The case of Harrison v Harrison involved a situation where the deceased, a farmer with a farm worth $3.23 million, left the farm to his only son, providing nothing for his 3 daughters. The son promised his sisters that he would transfer part of the land to them, so the sisters did not make a claim for family provision within the

required time frame and the property was transferred to the son, who then reneged on his promise to his sisters. The sisters brought a claim against their brother, claiming he had made representations to them that they had relied on to their detriment and that should be prevented (estopped) from refusing to honour his representations. The court held that the daughters were entitled to 10% of the farm each.

In Mahoney v Mahoney, a mother with 4 daughters and 2 sons made a Will giving a farm worth almost $3 million to one son.
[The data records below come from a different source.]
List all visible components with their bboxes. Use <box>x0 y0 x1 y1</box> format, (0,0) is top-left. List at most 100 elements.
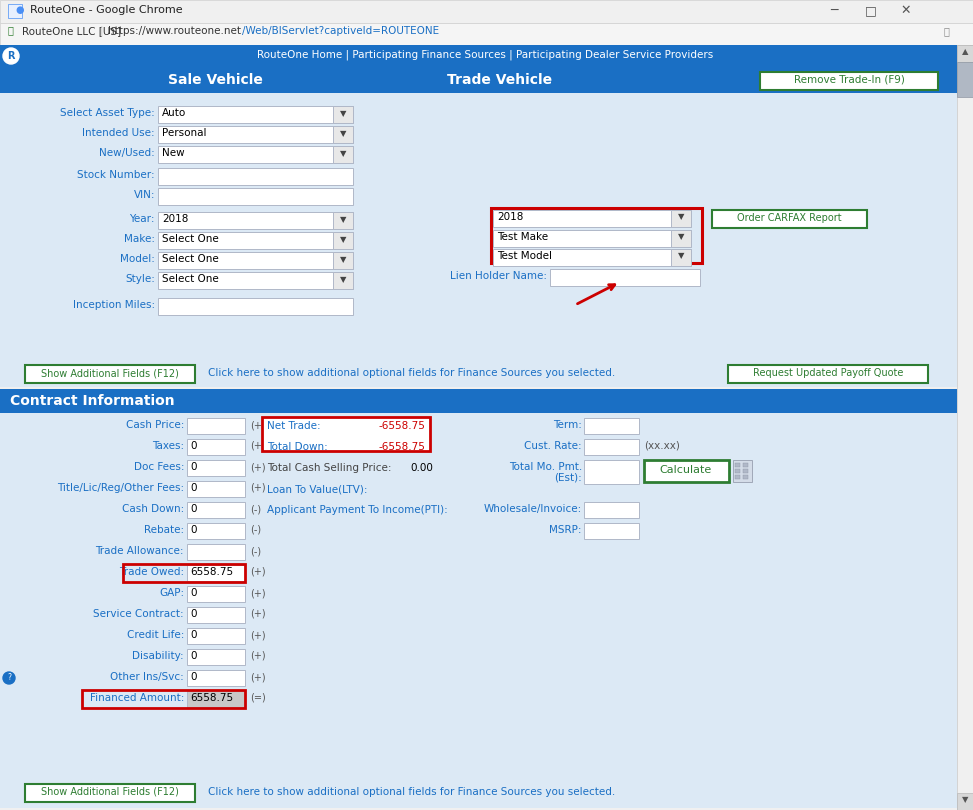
Text: (Est):: (Est): <box>555 472 582 482</box>
FancyBboxPatch shape <box>0 389 957 413</box>
FancyBboxPatch shape <box>187 565 245 581</box>
Text: Doc Fees:: Doc Fees: <box>133 462 184 472</box>
FancyBboxPatch shape <box>158 188 353 205</box>
Text: Select Asset Type:: Select Asset Type: <box>60 108 155 118</box>
Circle shape <box>2 47 20 65</box>
Text: Applicant Payment To Income(PTI):: Applicant Payment To Income(PTI): <box>267 505 448 515</box>
FancyBboxPatch shape <box>187 544 245 560</box>
Text: Year:: Year: <box>129 214 155 224</box>
FancyBboxPatch shape <box>0 389 957 808</box>
Text: 6558.75: 6558.75 <box>190 693 234 703</box>
Text: R: R <box>7 51 15 61</box>
FancyBboxPatch shape <box>187 586 245 602</box>
FancyBboxPatch shape <box>187 481 245 497</box>
Text: /Web/BIServlet?captiveId=ROUTEONE: /Web/BIServlet?captiveId=ROUTEONE <box>242 26 439 36</box>
FancyBboxPatch shape <box>743 469 748 473</box>
Text: RouteOne LLC [US]: RouteOne LLC [US] <box>22 26 121 36</box>
FancyBboxPatch shape <box>187 460 245 476</box>
Text: ✕: ✕ <box>900 4 911 17</box>
Text: Show Additional Fields (F12): Show Additional Fields (F12) <box>41 368 179 378</box>
Text: Other Ins/Svc:: Other Ins/Svc: <box>110 672 184 682</box>
Text: ▼: ▼ <box>678 212 684 221</box>
FancyBboxPatch shape <box>493 210 691 227</box>
FancyBboxPatch shape <box>158 232 353 249</box>
Text: 0: 0 <box>190 504 197 514</box>
Text: Select One: Select One <box>162 274 219 284</box>
Text: 0: 0 <box>190 441 197 451</box>
FancyBboxPatch shape <box>957 45 973 62</box>
Text: New/Used:: New/Used: <box>99 148 155 158</box>
Text: Style:: Style: <box>126 274 155 284</box>
Text: ▼: ▼ <box>340 235 346 244</box>
Text: ─: ─ <box>830 4 838 17</box>
Text: Click here to show additional optional fields for Finance Sources you selected.: Click here to show additional optional f… <box>208 787 615 797</box>
FancyBboxPatch shape <box>0 67 957 93</box>
Text: (-): (-) <box>250 525 261 535</box>
Text: (+): (+) <box>250 567 266 577</box>
Text: Wholesale/Invoice:: Wholesale/Invoice: <box>484 504 582 514</box>
FancyBboxPatch shape <box>187 523 245 539</box>
Text: Cash Price:: Cash Price: <box>126 420 184 430</box>
Text: (+): (+) <box>250 462 266 472</box>
FancyBboxPatch shape <box>584 439 639 455</box>
Text: Select One: Select One <box>162 234 219 244</box>
Text: ▼: ▼ <box>340 129 346 138</box>
Text: (+): (+) <box>250 588 266 598</box>
FancyBboxPatch shape <box>158 212 353 229</box>
FancyBboxPatch shape <box>743 475 748 479</box>
Text: Select One: Select One <box>162 254 219 264</box>
Text: ●: ● <box>15 5 23 15</box>
Text: ▼: ▼ <box>678 251 684 260</box>
Text: Total Mo. Pmt.: Total Mo. Pmt. <box>509 462 582 472</box>
Text: Total Cash Selling Price:: Total Cash Selling Price: <box>267 463 391 473</box>
Text: (-): (-) <box>250 546 261 556</box>
FancyBboxPatch shape <box>584 502 639 518</box>
Text: (+): (+) <box>250 441 266 451</box>
Text: Remove Trade-In (F9): Remove Trade-In (F9) <box>794 75 905 85</box>
Text: Taxes:: Taxes: <box>152 441 184 451</box>
FancyBboxPatch shape <box>25 365 195 383</box>
FancyBboxPatch shape <box>493 249 691 266</box>
Text: Test Make: Test Make <box>497 232 548 242</box>
Text: ?: ? <box>7 673 11 683</box>
FancyBboxPatch shape <box>735 475 740 479</box>
Text: (+): (+) <box>250 630 266 640</box>
Text: 0: 0 <box>190 483 197 493</box>
FancyBboxPatch shape <box>158 272 353 289</box>
Text: Total Down:: Total Down: <box>267 442 328 452</box>
FancyBboxPatch shape <box>584 523 639 539</box>
Text: Model:: Model: <box>120 254 155 264</box>
FancyBboxPatch shape <box>333 272 353 289</box>
FancyBboxPatch shape <box>187 418 245 434</box>
FancyBboxPatch shape <box>760 72 938 90</box>
Text: MSRP:: MSRP: <box>550 525 582 535</box>
Text: New: New <box>162 148 185 158</box>
FancyBboxPatch shape <box>957 45 973 810</box>
Text: Credit Life:: Credit Life: <box>126 630 184 640</box>
FancyBboxPatch shape <box>158 146 353 163</box>
Text: ▼: ▼ <box>340 275 346 284</box>
Text: VIN:: VIN: <box>133 190 155 200</box>
Text: Inception Miles:: Inception Miles: <box>73 300 155 310</box>
Text: 2018: 2018 <box>162 214 189 224</box>
Text: Auto: Auto <box>162 108 186 118</box>
FancyBboxPatch shape <box>187 502 245 518</box>
Text: Order CARFAX Report: Order CARFAX Report <box>737 213 842 223</box>
Text: Term:: Term: <box>553 420 582 430</box>
FancyBboxPatch shape <box>25 784 195 802</box>
Text: (=): (=) <box>250 693 266 703</box>
Text: (+): (+) <box>250 609 266 619</box>
Text: Rebate:: Rebate: <box>144 525 184 535</box>
Text: -6558.75: -6558.75 <box>378 442 425 452</box>
Text: -6558.75: -6558.75 <box>378 421 425 431</box>
FancyBboxPatch shape <box>735 463 740 467</box>
Text: (+): (+) <box>250 651 266 661</box>
Text: 0.00: 0.00 <box>410 463 433 473</box>
Text: ▼: ▼ <box>340 215 346 224</box>
Text: Intended Use:: Intended Use: <box>83 128 155 138</box>
FancyBboxPatch shape <box>728 365 928 383</box>
FancyBboxPatch shape <box>584 460 639 484</box>
Text: Trade Allowance:: Trade Allowance: <box>95 546 184 556</box>
FancyBboxPatch shape <box>187 691 245 707</box>
Text: 0: 0 <box>190 672 197 682</box>
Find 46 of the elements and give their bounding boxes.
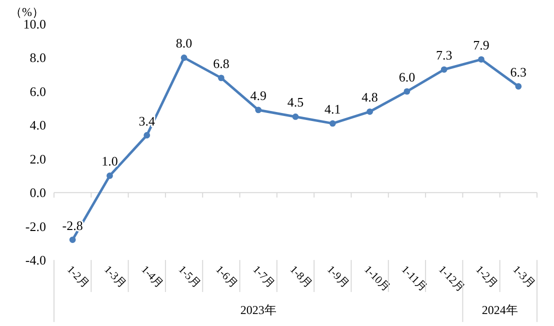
y-tick-label: 10.0 [23,16,46,32]
x-tick-label: 1-7月 [250,264,277,290]
point [440,66,448,73]
x-tick-label: 1-4月 [138,264,166,290]
point [255,106,262,114]
x-tick-label: 1-6月 [213,264,240,290]
point [366,108,374,115]
y-axis-title: （%） [10,5,44,19]
text: 2024年 [482,303,518,317]
data-label: 4.1 [324,101,341,116]
data-label: 6.3 [510,64,527,80]
point [404,88,410,95]
text: 2023年 [240,303,276,317]
x-tick-label: 1-12月 [436,264,467,294]
x-tick-label: 1-3月 [102,264,128,290]
point [292,114,299,120]
data-label: 6.0 [398,69,416,84]
x-tick-label: 1-9月 [324,264,352,290]
y-tick-label: -2.0 [25,218,46,234]
data-label: 7.3 [436,48,452,63]
point [180,54,188,61]
x-tick-label: 1-3月 [510,264,537,290]
y-tick-label: 2.0 [30,151,46,166]
data-label: 4.9 [250,88,266,103]
point [218,74,224,82]
y-tick-label: 4.0 [30,118,46,133]
x-tick-label: 1-2月 [64,264,92,290]
point [478,56,484,63]
x-tick-label: 1-8月 [287,264,314,290]
y-tick-label: 8.0 [30,50,46,66]
point [144,132,150,138]
data-label: 6.8 [213,56,230,71]
data-label: 4.5 [287,94,304,110]
x-tick-label: 1-2月 [473,264,500,290]
point [106,172,113,179]
data-label: 4.8 [362,90,378,105]
x-tick-label: 1-5月 [176,264,203,290]
data-label: 7.9 [473,37,490,52]
y-tick-label: 6.0 [30,84,46,99]
point [515,83,522,90]
data-label: 8.0 [176,36,192,51]
point [329,120,336,127]
y-tick-label: 0.0 [30,185,46,200]
y-tick-label: -4.0 [25,252,46,268]
data-label: 1.0 [102,154,118,169]
point [69,236,76,243]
On the same day that she made her Will, she transferred the property to that same son for no payment and one year later she transferred all the livestock to that same son, again for no payment. For over 30 years the family had all understood and agreed that the farm and livestock would be left equally to the two sons, however the two sons had experienced a falling out and the court held that the son who received everything from his mother during her life held half of the assets on trust for his brother and was “estopped” from denying that his brother was entitled to half of it. The Court also found that the brother had used undue influence to persuade his mother to transfer the land and livestock to him.

These cases indicate that, with proper legal advice, there are avenues to address difficult situations and even more importantly, that there is no substitute for expert legal advice in addressing your estate planning.